Я критически посмотрел на Зебру.

— Но вы не герметик. Значит, вы больше не бессмертны?

— Нет, Таннер… Все далеко не так просто.

— Тогда поясните.

— После эпидемии кое-кому из нас удалось разработать новую технологию. Она позволяет нам сохранить основную часть наномеханизмов — и при этом перемещаться по городу, ничего не опасаясь. Это медицинский препарат — можно сказать, наркотик. Принцип его действия никому не известен. То ли это вещество делает имплантанты неуязвимыми для спор эпидемии, то ли просто не позволяет спорам проникать в тело.

— Этот препарат… как он выглядит?

— Вам ни к чему об этом знать, Таннер.

— Предположим, меня интересует бессмертие.

— Правда?

— Ну, предположим, что правда.

— Так я и думала, — Зебра глубокомысленно кивнула. — Там, откуда вы прибыли, бессмертие считается чем-то вроде бессмысленной роскоши, верно?

— Те, кто не произошел от момио, так и считают.

— Момио?

— Так мы называли спящих — они были бессмертными. В отличие от экипажа «Сантьяго».

— «Мы»? Вы говорите так, словно сами там были.

— Просто оговорился. Если разобраться, какой смысл в бессмертии, если ты имеешь все шансы в ближайшие десять лет получить пулю в голову или штык в сердце? Вдобавок, при всем желании, цена, которую запрашивают ультра, непомерна.

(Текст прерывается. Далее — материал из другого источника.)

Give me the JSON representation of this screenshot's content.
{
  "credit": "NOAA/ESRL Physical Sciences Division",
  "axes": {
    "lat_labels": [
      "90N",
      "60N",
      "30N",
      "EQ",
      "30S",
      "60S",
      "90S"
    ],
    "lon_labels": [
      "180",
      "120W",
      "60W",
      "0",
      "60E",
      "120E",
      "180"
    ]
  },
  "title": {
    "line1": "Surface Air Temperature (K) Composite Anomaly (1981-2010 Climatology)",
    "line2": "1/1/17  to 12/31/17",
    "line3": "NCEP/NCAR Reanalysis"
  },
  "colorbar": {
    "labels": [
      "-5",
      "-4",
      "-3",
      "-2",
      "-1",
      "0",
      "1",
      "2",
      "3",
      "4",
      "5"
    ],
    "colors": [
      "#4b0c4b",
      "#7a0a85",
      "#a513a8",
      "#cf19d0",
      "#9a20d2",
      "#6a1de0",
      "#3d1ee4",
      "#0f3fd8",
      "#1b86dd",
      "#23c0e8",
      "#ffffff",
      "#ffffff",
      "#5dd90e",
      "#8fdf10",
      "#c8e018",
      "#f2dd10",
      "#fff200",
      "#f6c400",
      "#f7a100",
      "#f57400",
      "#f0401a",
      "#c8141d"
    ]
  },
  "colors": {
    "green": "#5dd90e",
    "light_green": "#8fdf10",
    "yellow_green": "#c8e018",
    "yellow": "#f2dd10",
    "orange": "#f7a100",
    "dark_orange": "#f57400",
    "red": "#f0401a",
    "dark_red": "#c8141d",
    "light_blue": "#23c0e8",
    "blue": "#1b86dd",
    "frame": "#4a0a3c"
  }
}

— А у вас есть такое желание, Таннер Мирабель?

Она поцеловала меня, потом отстранилась и посмотрела мне в глаза — совсем как Гитта в моем сне.

— Я хочу заняться с тобой любовью, Таннер. Тебя это не шокирует? Хотя вряд ли. Ты не просто симпатичный парень — ты не похож на других. Ты не играешь в наши игры — и даже не пытаешься в них разобраться. Хотя, будь у тебя желание, ты был бы неплохим игроком. Я не знаю, кем тебя считать.

— У меня та же проблема, — печально отозвался я. — Мое прошлое — закрытая зона.

— Милое выражение, хотя не слишком оригинальное.

— Извини.

— Но разве это не так? Уэверли сказал мне, что протралил тебя и не обнаружил ничего определенного. По его словам, это было все равно, что пытаться склеить разбитую вазу. Нет, даже не так. Он сказал — все равно, что пытаться склеить одновременно две или даже три разбитые вазы, не имея представления, какой они формы.

— Амнезия при оживлении, — сказал я.

— Что ж, возможно. По мнению Уэверли, у тебя в голове хаос. Уэверли сказал… ладно, хватит про Уэверли.

— Прекрасно. Но ты так и не рассказала мне об этом препарате.

— А почему он тебя так интересует?

— Потому что мне кажется, я уже встречался с ним. Это Горючее Грез, верно? Твоя сестра пыталась узнать о нем побольше, и это ее погубило.